You can't love a city unless you love its people -- the people who created it, the people who maintain it, the people who give it its vitality, from the folks who pick up the city's trash, teach in its schools, drive its buses and cabs and trains, police its streets, build its economy, help it to grown, preserve and improve its architecture and greenery, to the people who give it cultural vitality -- the characters who help to define the city's character.
To say that New York City has produced some interesting characters over the centuries would be an epic understatement. But reading about some NYC characters, a couple of whom recently passed, a couple who are still with us but in their winter years. I blogged in the past about some of the NYC greats, the characters who contributed to its cultural and intellectual life, and it's a tradition I like to uphold. So here are a few more great NYC characters, NYC greats, both past and present, that we should appreciate:
- There's the actor Charles Kimbrough who recently died at the age of 86. Most people will remember him for the decade he spent playing the pompous anchor Murphy Brown. But he was really a man of the stage and he originated roles on Broadway in two of Stephen Sondheim's best musicals -- Company in 1970 and Sunday in the Park with George in 1985. What an incredible acting legacy!
- There was the movie producer Ed Pressman who recently died at the age of 79. A native New Yorker he produced classics like Badlands, Wall Street, Bad Lieutenant, Reversal of Fortune, and American Psycho. He was one of the last big-shot, svengali producers that don't really exist anymore, and he made great movies about people instead of superheroes. A great cinematic legacy.
- Then there's Sonja Wagner. Who's she? She's a classic NYC story -- a bored housewife from Kansas who escaped to our fair city in the last 1970s and built a successful if under-the-radar career as an artist.

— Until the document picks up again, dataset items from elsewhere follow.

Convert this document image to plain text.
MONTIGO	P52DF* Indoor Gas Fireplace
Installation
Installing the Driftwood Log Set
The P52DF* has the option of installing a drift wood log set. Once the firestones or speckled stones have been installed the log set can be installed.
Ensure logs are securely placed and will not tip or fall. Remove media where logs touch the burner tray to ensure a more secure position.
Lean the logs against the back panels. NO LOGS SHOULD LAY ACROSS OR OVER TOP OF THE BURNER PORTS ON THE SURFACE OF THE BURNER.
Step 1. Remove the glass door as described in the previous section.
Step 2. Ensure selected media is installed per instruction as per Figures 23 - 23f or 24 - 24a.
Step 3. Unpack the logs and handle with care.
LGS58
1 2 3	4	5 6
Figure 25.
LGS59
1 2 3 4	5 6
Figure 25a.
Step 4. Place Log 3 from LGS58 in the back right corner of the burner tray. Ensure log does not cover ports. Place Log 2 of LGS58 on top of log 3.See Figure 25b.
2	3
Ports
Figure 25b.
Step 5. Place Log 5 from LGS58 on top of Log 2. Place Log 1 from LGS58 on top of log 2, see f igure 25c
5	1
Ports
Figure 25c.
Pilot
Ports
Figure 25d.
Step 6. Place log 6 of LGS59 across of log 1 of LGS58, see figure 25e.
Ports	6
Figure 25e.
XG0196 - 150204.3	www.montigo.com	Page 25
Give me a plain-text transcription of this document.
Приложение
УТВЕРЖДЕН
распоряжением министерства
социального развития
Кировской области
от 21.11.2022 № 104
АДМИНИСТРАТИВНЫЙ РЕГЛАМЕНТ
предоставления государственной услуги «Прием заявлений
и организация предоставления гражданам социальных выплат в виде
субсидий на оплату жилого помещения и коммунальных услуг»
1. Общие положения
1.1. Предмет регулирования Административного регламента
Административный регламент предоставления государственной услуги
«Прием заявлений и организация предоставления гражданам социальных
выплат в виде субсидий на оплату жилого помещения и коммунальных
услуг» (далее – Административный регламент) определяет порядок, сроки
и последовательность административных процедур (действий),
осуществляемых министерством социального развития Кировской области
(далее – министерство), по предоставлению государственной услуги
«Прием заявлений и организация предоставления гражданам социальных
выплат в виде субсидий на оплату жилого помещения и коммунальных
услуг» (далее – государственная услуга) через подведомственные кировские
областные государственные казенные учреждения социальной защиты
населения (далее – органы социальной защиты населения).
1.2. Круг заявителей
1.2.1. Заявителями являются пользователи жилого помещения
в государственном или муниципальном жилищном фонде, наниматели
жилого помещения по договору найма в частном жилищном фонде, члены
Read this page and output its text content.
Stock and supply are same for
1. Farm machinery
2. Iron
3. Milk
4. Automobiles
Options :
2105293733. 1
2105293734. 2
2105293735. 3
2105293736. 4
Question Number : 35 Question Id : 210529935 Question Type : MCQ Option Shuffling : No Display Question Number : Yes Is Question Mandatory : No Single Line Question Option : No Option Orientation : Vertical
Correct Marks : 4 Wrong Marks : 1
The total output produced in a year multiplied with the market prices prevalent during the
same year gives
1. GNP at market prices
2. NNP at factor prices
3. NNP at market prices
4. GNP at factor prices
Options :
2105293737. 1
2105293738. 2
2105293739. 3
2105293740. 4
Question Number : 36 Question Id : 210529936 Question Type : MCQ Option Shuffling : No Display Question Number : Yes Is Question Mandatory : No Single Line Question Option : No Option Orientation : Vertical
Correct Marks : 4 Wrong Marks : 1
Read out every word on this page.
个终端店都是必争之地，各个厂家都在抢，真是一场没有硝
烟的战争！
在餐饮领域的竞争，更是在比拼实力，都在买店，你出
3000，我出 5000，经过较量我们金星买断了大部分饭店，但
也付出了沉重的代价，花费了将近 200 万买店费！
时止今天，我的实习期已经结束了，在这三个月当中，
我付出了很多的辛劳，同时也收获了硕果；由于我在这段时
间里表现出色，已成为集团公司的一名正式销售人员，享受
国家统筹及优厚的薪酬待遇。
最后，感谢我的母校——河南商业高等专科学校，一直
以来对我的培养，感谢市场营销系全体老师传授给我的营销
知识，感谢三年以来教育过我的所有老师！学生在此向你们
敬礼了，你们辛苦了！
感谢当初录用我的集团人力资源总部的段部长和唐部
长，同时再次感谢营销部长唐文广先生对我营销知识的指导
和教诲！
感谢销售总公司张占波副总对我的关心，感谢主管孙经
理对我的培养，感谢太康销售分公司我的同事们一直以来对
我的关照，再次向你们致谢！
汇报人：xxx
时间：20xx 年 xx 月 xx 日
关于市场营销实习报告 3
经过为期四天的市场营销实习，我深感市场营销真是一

She worked for adult mags while also creating her own art, and she found a loft that became an epicenter for struggling and successful artists to meet, party, network, and get into chicanery. Sonja is 85 now and terminally ill -- but she's kind of New Yorker who made this city her own and contributed to its culture in great ways.
- And there's always Fran Lebowitz. Look, what more can I say about this fount of NYC wisdom that hasn't already been said more often and better by others -- especially Fran herself? Fran is an NYC treasure, an institution unto herself. If I had to say what it is I love about Fran is that, even though she's a public intellectual, if that she's focuses on reality and not pretentiousness. She focuses on the real issues, not the nonsense. Perfect example, as she says in her latest interview, is that we should stop worrying or caring about the dopey-ness of people like the Kardashians and more about the threat that someone like House Speaker Kevin McCarthy poses. Smart lady, a great New Yorker.